Country Inn & Suites
- Industry: Hospitality
- Founded: 1986
- Number of locations: 431 (as of 2024)
- Area served: Americas
- Owner: Choice Hotels (Americas) Radisson Hotel Group (Outside the Americas)
- Website: https://www.choicehotels.com/country-inn-suites

= Country Inn & Suites =

Upper midscale hotel franchise

Country Inn & Suites is an upper midscale hotel chain founded in 1986 by Carlson Holdings. Competing brands in the upper midscale segment include Hampton by Hilton, Holiday Inn Express, Best Western Plus, and Fairfield by Marriott.

== History ==
Carlson Holdings launched Country Inns by Carlson in 1986 to serve the midscale hospitality segment. As part of a co-branding strategy, the original Country Inns hosted Country Kitchen restaurants, an arrangement which ended when Carlson sold the latter brand to Kitchen Investment Group in 1997. In 1994, Carlson entered a master franchise agreement with Rezidor Hotel Group AB, granting Rezidor rights to operate Radisson properties in Europe, the Middle East, and Africa (EMEA).

By the late 2000s, the Country Inn & Suites portfolio had grown to over 500 locations, mainly in the United States. In response to the 2008 global financial crisis, the brand reduced amenity spending by 7% as part of broader cost-containment efforts. In 2010, Rezidor placed the Country Inn & Suites brand under review. At the time, only two locations were operated under Rezidor management in the EMEA region.

=== Ownership changes ===
In 2016, Carlson publicly confirmed it had retained Morgan Stanley to explore strategic alternatives for its hotel division, including a potential sale or merger. Later that year, China's HNA Tourism Group acquired Carlson Rezidor Hotel Group, bringing Country Inn & Suites under its ownership as part of the deal.

In 2018, the brand was renamed Country Inn & Suites by Radisson. Around the same time, the brand launched a new logo, marketing campaign, and updated visual identity. Later that year, Jinjiang International acquired the Country Inn brand from HNA as part of its acquisition of Radisson Hotel Group (previously Carlson Rezidor).

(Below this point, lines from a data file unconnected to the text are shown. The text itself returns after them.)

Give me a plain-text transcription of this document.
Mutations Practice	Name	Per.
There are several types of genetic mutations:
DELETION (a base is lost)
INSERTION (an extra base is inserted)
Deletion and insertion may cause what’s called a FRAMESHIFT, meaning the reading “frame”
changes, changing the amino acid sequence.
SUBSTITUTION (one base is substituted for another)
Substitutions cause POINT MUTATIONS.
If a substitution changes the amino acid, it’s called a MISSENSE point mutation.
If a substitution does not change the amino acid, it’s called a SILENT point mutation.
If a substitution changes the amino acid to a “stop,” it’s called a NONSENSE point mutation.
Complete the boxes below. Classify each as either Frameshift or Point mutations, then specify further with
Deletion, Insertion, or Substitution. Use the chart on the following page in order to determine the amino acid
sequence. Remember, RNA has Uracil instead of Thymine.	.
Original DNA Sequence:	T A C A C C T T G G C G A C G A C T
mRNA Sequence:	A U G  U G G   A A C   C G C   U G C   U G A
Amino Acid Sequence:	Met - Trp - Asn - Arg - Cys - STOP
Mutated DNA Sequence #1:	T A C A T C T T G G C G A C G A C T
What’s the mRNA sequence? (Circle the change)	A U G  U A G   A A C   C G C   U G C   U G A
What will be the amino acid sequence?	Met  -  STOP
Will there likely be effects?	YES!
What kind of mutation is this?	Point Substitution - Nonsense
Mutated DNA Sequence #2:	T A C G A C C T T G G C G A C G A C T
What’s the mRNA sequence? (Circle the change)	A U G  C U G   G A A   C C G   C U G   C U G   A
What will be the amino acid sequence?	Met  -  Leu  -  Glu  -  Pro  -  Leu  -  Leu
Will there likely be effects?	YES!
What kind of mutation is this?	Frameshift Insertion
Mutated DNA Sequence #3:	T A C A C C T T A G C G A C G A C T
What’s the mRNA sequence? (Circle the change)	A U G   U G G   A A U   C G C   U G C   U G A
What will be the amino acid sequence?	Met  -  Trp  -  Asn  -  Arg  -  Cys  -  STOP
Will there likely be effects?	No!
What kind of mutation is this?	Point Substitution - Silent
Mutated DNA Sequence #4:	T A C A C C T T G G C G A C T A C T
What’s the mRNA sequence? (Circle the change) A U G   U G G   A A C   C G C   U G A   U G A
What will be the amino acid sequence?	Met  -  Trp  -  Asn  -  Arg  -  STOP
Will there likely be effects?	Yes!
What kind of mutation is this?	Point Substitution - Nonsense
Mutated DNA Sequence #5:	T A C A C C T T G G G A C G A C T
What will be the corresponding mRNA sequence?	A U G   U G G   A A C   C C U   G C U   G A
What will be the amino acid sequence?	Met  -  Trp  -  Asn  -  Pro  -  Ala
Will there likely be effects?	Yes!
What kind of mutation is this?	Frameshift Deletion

In 2022, Choice Hotels International acquired Radisson Hotel Group Americas for $675 million. Of the 624 hotels included in the deal, 453 were Country Inn & Suites properties, making it the single largest brand component of the acquisition.

== Corporate affairs ==
In 2013, Country Inn & Suites launched a brand refresh aimed at attracting millennial business guests, including design changes and expanded communal spaces. The first property to showcase the new design, a 78-room hotel in Springfield, Illinois, featured architectural updates, a pool, and an outdoor veranda. In 2025, Choice Hotels introduced a new prototype hotel including a redesigned lobby, updated breakfast offerings, and a new layout with 18 more guest rooms.